[Riverlane] Error budgeting: understanding your issues is the first step to solve them.

Introduction

Imagine trying to find a needle in a haystack while being blindfolded and being offered to remove the blindfold. Would you do it?

Now imagine trying to improve the error-correction on your quantum chip without error-budgeting and being offered an easy-to-use and fully implemented error-budgeting procedure. Would you take the offer?

Main findings

deltakit now includes such a procedure. And the main catch? It is open-source and entirely free to use.

Importance and impact

For hardware manufacturers, that means that you can now find out easily what is the main source of errors impacting your logical error rates, and start planning improvements by having an idea of the return on investment.

For quantum error-correction researchers and implementers, it is now easy to assess the impact of common noise sources on your shiny new quantum error-correction code and find ways to make it more resilient, or tailor it to specific architectures with different noise sources.

Technical insights

It was really fun going into the weeds of quantum error-correction metrics such as the logical error probability, logical error probability per round and the error-supression factor in order to finally be able to compute an error-budget.

But more than that, it allowed me to come back at some of the most interesting lessons I got in school on numerical analysis and error-propagation. Getting the whole pipeline to be able to report standard deviations for the estimations returned was an interesting challenge and a very valuable addition as it allow to weight the confidence you can have in the reported error budget.

Context and timing

Error-budgeting is a crucial tool in the quantum error-correction researcher toolbox as it allows to easily and quickly understand the bottlenecks of a given code or hardware.
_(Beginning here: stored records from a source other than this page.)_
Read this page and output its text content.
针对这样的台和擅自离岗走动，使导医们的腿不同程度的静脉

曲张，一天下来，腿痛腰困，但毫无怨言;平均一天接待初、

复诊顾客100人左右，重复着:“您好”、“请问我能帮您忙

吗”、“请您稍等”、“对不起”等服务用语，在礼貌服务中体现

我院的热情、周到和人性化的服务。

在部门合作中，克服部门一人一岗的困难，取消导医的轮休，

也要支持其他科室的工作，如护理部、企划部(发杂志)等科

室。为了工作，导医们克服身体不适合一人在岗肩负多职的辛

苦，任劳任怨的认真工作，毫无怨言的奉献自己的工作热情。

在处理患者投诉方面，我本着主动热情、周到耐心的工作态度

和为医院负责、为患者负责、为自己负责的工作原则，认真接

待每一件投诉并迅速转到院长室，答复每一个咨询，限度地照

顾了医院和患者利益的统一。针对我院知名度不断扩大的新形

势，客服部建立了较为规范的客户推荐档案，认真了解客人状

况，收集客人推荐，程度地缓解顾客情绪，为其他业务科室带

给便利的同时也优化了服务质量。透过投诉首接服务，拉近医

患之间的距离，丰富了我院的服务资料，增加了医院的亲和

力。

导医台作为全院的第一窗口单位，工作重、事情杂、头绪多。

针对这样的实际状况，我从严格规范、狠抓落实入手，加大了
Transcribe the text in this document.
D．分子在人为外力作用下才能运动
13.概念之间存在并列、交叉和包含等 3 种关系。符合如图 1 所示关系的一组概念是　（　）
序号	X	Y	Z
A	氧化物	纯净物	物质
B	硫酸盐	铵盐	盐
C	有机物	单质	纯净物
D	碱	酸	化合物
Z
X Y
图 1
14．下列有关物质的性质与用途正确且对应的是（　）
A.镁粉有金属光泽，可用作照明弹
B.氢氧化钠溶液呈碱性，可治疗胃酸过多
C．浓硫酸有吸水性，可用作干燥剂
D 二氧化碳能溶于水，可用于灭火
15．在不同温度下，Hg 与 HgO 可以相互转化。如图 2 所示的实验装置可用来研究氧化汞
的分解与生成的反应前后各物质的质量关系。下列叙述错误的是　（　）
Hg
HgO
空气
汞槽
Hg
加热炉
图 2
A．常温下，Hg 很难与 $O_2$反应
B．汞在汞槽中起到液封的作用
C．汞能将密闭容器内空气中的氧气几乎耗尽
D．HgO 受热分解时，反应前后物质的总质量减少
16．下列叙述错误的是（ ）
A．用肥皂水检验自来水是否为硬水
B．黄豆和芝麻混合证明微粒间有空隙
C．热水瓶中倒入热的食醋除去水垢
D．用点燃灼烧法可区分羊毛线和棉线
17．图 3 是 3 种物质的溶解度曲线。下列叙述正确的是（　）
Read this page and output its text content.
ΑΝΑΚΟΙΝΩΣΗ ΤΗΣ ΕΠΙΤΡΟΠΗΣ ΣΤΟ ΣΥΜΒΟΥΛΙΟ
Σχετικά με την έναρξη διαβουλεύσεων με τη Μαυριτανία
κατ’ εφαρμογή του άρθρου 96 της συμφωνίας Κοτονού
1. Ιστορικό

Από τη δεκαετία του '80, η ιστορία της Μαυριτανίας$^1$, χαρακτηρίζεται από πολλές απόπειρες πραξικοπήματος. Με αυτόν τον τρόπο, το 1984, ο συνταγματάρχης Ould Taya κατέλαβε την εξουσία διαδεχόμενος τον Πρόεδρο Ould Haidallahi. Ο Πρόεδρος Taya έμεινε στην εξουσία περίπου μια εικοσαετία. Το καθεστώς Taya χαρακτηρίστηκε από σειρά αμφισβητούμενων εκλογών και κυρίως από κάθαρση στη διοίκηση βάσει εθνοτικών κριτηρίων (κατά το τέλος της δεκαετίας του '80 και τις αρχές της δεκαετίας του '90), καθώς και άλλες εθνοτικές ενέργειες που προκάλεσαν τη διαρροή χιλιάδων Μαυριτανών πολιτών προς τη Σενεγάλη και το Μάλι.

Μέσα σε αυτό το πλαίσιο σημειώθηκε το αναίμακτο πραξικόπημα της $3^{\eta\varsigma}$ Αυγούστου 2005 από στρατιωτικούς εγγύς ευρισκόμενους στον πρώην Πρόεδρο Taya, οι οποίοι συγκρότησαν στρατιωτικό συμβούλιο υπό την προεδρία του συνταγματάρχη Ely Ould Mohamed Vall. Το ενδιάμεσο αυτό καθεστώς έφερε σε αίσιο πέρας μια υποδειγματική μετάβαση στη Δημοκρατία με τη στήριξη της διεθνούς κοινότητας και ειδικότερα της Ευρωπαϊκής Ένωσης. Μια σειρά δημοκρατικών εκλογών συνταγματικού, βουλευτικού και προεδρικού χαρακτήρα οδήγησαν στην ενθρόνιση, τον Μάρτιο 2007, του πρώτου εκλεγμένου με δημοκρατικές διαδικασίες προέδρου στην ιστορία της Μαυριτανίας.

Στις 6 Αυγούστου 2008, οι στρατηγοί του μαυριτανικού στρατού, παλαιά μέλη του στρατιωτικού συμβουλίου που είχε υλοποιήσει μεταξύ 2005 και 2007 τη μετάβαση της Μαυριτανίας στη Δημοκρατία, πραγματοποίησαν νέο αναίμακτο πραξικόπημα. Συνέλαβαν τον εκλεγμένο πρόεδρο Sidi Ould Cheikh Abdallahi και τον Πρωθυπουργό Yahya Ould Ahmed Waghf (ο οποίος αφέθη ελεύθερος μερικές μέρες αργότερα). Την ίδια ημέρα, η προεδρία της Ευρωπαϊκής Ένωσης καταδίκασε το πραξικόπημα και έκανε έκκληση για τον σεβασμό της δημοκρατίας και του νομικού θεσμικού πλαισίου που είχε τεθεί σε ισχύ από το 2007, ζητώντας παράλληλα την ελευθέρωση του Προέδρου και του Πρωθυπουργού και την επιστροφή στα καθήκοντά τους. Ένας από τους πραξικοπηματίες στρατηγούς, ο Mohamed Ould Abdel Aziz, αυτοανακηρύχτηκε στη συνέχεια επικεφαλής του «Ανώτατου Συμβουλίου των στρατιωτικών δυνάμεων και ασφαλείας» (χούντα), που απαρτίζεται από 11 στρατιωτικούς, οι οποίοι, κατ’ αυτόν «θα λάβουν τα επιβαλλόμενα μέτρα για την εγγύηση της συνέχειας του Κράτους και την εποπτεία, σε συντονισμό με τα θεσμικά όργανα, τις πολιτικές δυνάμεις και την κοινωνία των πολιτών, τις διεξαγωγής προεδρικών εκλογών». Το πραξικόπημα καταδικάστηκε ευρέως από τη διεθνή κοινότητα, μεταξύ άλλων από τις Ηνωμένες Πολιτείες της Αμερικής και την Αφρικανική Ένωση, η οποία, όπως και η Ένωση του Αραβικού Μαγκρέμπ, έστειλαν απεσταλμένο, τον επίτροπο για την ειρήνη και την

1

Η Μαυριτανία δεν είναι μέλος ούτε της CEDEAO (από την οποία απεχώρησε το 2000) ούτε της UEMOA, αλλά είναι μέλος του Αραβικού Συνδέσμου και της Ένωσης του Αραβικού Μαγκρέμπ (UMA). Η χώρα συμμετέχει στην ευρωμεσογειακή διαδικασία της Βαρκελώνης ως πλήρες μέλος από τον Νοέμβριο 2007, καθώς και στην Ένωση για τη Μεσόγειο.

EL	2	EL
This is the first open-source implementation of the error-budgeting procedure which can be used by anyone. We hope that with more and more hardware providers shifting to a quantum error-correction mindset, this new feature will be used to fasten the improvement cycles.

Personal perspective

Personally, I have always been convinced that we need good tools and libraries to assess the performance of individual components in a larger system. Citing myself from 5 years ago (I was talking about optimising the implementation of a quantum algorithm, but this translates nearly world for world here):

Before even thinking about modifying code to optimise, a crucial thing should be clear in your head:

BENCHMARK IT

[…]

Without benchmark, you cannot know for sure what part of your implementation is slow. You may guess, and you may guess right, but you will not know for sure until you implemented the optimisation and saw the results. Benchmarking allows you to have a certainty about the problematic parts of your code.

The above comment ended up in the implementation of the first quantum program profiler qprof during my PhD, and I see the error-budgeting implementation as the natural continuation of the motto “benchmark it!” to quantum error-correction.

Conclusion

A quantum error-correction team without error-budgeting is like a carpenter without a chainsaw: unable to efficiently perform its job.

Thanks to the new open-source implementation in deltakit, it is now easy to perform error-budgeting estimations for your particular noise model, quantum error-correction code or its implementation.